When a Cyst Becomes an Emergency
Two complications require immediate medical attention: rupture and torsion.
A ruptured cyst causes sudden, sharp pain in the pelvis, usually intense and located to one side. Nausea, vomiting, and vaginal bleeding can follow. Most ruptured cysts resolve with pain management alone, but corpus luteum cysts can bleed significantly because of their rich blood supply, occasionally requiring emergency treatment.
Ovarian torsion happens when a cyst makes the ovary heavy enough to twist on its own blood supply, cutting off circulation. The hallmark is sudden, severe lower abdominal pain, often accompanied by nausea and vomiting. The pain can feel sharp and stabbing or dull and crampy, and it may radiate to your thighs, sides, or lower back. Torsion is a surgical emergency. If blood flow isn’t restored quickly, the ovarian tissue begins to die, which can lead to fever, abnormal discharge, and in rare cases a serious abdominal infection. If you know you have an ovarian cyst and develop sudden, unexplained pelvic pain, get to an emergency room.
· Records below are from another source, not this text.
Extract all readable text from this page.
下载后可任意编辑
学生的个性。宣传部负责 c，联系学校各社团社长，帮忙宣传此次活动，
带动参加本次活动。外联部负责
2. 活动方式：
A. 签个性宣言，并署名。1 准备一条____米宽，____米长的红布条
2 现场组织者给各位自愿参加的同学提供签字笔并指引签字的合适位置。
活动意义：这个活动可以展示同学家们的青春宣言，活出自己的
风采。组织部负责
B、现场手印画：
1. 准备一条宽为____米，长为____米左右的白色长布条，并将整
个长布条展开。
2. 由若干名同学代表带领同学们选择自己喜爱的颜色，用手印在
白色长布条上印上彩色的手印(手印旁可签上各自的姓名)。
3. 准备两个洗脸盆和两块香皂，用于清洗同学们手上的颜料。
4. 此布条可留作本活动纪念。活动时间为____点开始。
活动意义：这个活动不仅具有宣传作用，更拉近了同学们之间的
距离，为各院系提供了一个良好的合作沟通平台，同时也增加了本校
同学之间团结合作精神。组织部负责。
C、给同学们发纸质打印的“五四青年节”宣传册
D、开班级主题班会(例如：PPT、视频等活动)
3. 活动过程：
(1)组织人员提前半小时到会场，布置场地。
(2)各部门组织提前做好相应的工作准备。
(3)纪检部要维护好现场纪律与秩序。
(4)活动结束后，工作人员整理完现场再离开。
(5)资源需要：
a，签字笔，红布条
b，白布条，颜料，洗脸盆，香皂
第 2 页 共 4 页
How Ovarian Cysts Are Diagnosed
Ovarian cysts are most often found during a pelvic ultrasound. The ultrasound shows the cyst’s location, its size, and whether it’s filled with fluid (simple) or contains solid areas (complex). That distinction matters because simple cysts are almost always benign, while complex cysts need closer evaluation.
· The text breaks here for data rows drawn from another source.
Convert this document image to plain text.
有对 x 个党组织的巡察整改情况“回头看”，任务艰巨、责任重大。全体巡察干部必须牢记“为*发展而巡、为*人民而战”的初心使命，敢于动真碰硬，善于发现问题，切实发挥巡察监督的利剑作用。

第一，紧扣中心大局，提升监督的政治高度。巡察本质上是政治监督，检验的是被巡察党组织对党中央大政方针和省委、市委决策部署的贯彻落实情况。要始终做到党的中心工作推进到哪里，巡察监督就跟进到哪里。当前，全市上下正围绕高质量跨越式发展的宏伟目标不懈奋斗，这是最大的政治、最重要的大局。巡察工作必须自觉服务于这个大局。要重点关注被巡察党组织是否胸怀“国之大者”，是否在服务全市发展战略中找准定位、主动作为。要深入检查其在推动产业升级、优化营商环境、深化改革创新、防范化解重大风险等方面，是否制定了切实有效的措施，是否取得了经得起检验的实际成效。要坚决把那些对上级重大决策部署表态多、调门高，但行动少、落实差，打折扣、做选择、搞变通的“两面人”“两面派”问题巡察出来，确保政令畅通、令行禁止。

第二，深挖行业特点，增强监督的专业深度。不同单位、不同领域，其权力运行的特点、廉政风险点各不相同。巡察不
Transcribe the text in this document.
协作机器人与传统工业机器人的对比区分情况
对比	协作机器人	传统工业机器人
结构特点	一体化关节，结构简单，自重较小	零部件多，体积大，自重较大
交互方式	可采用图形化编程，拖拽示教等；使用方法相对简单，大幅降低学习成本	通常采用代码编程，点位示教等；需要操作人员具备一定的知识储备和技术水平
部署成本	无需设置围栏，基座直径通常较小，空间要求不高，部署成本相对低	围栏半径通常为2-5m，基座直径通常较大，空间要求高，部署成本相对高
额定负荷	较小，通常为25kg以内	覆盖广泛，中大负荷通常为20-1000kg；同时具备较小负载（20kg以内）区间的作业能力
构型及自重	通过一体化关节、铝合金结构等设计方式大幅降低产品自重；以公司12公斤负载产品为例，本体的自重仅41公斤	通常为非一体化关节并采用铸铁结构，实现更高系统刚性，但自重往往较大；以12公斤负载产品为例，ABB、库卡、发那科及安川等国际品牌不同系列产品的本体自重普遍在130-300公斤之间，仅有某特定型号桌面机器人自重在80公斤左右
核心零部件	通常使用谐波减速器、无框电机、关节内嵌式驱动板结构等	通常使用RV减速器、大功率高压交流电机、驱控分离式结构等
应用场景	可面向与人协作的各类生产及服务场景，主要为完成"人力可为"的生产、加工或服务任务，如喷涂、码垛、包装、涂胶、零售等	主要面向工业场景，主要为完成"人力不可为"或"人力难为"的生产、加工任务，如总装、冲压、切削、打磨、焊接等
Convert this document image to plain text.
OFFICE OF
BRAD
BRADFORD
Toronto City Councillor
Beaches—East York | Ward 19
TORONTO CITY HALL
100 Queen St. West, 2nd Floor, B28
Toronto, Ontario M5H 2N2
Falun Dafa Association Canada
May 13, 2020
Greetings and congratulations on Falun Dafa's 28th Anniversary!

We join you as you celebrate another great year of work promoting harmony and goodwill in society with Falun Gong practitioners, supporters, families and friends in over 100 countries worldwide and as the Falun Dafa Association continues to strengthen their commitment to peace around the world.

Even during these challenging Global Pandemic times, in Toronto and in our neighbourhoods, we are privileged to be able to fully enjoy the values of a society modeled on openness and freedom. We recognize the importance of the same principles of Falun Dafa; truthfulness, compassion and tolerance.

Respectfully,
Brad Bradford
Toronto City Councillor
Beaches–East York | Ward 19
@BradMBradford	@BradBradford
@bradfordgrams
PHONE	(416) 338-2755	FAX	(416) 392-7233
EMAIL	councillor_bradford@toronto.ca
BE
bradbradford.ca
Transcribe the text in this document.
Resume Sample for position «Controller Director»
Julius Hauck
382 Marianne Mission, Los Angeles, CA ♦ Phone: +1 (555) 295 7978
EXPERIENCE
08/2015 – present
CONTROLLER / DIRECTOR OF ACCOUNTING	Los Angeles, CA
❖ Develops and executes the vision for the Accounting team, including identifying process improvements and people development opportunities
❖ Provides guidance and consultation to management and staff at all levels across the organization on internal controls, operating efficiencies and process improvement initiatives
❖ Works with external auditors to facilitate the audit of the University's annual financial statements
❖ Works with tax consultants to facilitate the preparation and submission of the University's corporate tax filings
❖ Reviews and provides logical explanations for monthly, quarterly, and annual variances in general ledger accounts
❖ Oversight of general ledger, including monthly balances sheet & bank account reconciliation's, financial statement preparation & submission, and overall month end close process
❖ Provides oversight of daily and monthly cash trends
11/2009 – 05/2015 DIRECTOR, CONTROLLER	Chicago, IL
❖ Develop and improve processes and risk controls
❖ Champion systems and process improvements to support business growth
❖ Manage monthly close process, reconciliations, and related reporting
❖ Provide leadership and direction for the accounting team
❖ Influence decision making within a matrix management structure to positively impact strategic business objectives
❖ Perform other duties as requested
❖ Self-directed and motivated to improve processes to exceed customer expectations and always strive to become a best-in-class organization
A simple cyst on ultrasound has five features: a round or oval shape, a thin wall, clear fluid with no internal structures, no solid nodules, and no internal dividing walls. If any of those features are absent, the cyst is classified as complex.
When a cyst looks suspicious or you have risk factors for ovarian cancer, your provider may order a blood test measuring a protein called CA-125. Elevated levels can indicate ovarian cancer, but they also rise with noncancerous conditions like endometriosis and pelvic inflammatory disease, so the test is used alongside imaging rather than on its own. In some cases, a small camera inserted through a tiny abdominal incision (laparoscopy) is used to get a direct look at the ovary.
Treatment and Monitoring
The approach depends entirely on the cyst’s size, appearance, and whether it’s causing symptoms.
Small, simple cysts under 3 centimeters (about 1.2 inches) in diameter have a very low risk of being anything concerning and generally don’t need follow-up at all. Simple cysts between 3 and 5 centimeters are typically monitored with a repeat ultrasound in four to six months. If the cyst stays the same size or shrinks over the course of a year, and blood work remains normal, routine monitoring can usually stop.
Functional cysts in premenopausal women often just need time. Your provider may recommend a “watch and wait” approach, rechecking with ultrasound after one to three cycles to confirm the cyst is resolving. Pain relievers can help manage discomfort in the meantime.
Surgery becomes the recommendation when a cyst is large, complex, persistent, or causing significant symptoms. A complex cyst with solid components, internal walls, or nodular projections needs surgical evaluation to rule out cancer. The procedure is often done laparoscopically through small incisions, and in many cases the cyst can be removed while preserving the ovary.
Can You Prevent Ovarian Cysts?
Hormonal birth control reduces the chance of developing new functional cysts by suppressing ovulation. Research shows women using hormonal contraception have significantly fewer ovarian cysts: one study found the incidence dropped from 9.5% in women not using contraception to 2.4% in those on hormonal birth control for at least three months. That said, hormonal contraception won’t make an existing cyst go away faster. It prevents new ones from forming rather than treating ones already there.
There’s no reliable way to prevent nonfunctional cysts like dermoid cysts or endometriomas, since these grow from abnormal tissue rather than from the ovulation process.